A password-disclosure vulnerability exists in the web interface of numerous TP-Link devices. The issue allows an unauthenticated remote attacker to retrieve the administrative password, thereby gaining full access to the web panel. Affected models include WA901ND (before firmware version 3.16.9(201211) beta), Archer C5, Archer C7, MR3420, MR6400, WA701ND, WA801ND, WDR3500, WDR3600, WE843N, WR1043ND, WR1045ND, WR740N, WR741ND, WR749N, WR802N, WR840N, WR841HP, WR841N, WR842N, WR842ND, WR845N, WR940N, WR941HP, WR945N, WR949N, and WRD4300 [2].

Exploitation

An attacker with network access to the device's web interface can exploit this flaw without any prior authentication.
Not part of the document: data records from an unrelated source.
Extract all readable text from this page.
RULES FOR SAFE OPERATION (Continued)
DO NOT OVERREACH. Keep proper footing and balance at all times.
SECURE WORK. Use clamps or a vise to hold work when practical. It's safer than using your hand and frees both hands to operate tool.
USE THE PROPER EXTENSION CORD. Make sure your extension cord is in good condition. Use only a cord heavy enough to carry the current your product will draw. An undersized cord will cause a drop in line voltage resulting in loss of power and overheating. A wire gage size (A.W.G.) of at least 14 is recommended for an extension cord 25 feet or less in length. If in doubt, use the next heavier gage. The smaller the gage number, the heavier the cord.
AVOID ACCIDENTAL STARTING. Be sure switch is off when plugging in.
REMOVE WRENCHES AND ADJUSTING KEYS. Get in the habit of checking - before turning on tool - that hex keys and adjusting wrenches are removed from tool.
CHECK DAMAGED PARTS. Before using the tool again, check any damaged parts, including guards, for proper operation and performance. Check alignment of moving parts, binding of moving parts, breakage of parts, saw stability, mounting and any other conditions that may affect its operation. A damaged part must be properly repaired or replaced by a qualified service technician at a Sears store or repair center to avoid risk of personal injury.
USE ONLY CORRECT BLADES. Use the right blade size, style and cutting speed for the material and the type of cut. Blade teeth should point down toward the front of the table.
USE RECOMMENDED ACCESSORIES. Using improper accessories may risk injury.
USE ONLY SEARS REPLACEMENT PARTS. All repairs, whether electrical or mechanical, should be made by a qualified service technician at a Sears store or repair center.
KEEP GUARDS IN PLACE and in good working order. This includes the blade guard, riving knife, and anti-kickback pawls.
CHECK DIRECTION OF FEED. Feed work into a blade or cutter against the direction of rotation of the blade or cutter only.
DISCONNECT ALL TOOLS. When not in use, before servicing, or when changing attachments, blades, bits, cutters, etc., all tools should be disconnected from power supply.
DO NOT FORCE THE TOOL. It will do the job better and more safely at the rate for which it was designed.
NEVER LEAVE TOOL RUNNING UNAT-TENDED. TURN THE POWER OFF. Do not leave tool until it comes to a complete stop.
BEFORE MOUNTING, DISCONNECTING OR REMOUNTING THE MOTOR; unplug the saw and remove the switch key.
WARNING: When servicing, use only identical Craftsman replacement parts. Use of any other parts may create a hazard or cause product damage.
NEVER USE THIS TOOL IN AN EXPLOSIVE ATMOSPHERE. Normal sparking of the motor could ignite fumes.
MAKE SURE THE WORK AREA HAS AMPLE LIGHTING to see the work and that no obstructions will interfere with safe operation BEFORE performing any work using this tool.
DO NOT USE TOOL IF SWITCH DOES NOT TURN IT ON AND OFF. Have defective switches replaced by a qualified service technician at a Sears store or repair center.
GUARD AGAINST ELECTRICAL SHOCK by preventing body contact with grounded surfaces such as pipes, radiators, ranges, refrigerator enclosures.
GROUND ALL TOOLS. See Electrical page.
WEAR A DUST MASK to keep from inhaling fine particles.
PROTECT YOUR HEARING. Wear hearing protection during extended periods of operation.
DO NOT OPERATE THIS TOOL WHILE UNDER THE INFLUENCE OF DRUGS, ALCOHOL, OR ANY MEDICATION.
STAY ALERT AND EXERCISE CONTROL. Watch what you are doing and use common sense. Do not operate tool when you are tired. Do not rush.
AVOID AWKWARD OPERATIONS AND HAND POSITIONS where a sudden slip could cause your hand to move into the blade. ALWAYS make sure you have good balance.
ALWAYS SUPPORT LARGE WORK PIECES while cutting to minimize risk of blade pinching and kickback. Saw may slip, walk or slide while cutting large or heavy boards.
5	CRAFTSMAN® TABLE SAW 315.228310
By sending a specially crafted request or simply accessing a particular endpoint, the attacker can retrieve the administrator password in plaintext. No user interaction or special privileges are required [2].

Impact

Successful exploitation grants the attacker full administrative control over the affected TP-Link device. This includes the ability to modify configuration, change network settings, intercept traffic, and potentially pivot to other devices on the network. The confidentiality, integrity, and availability of the device and connected systems are compromised [2].

Mitigation

TP-Link has acknowledged the vulnerability and released a beta firmware version 3.16.9(201211) beta for the WA901ND model [2]. For other affected devices, no official fixed firmware version has been publicly listed as of the publication date. Users are advised to check TP-Link's security advisory page [1] for updates and to apply any available patches. If no fix is available, consider restricting network access to the web interface or placing the device behind a firewall [1][2].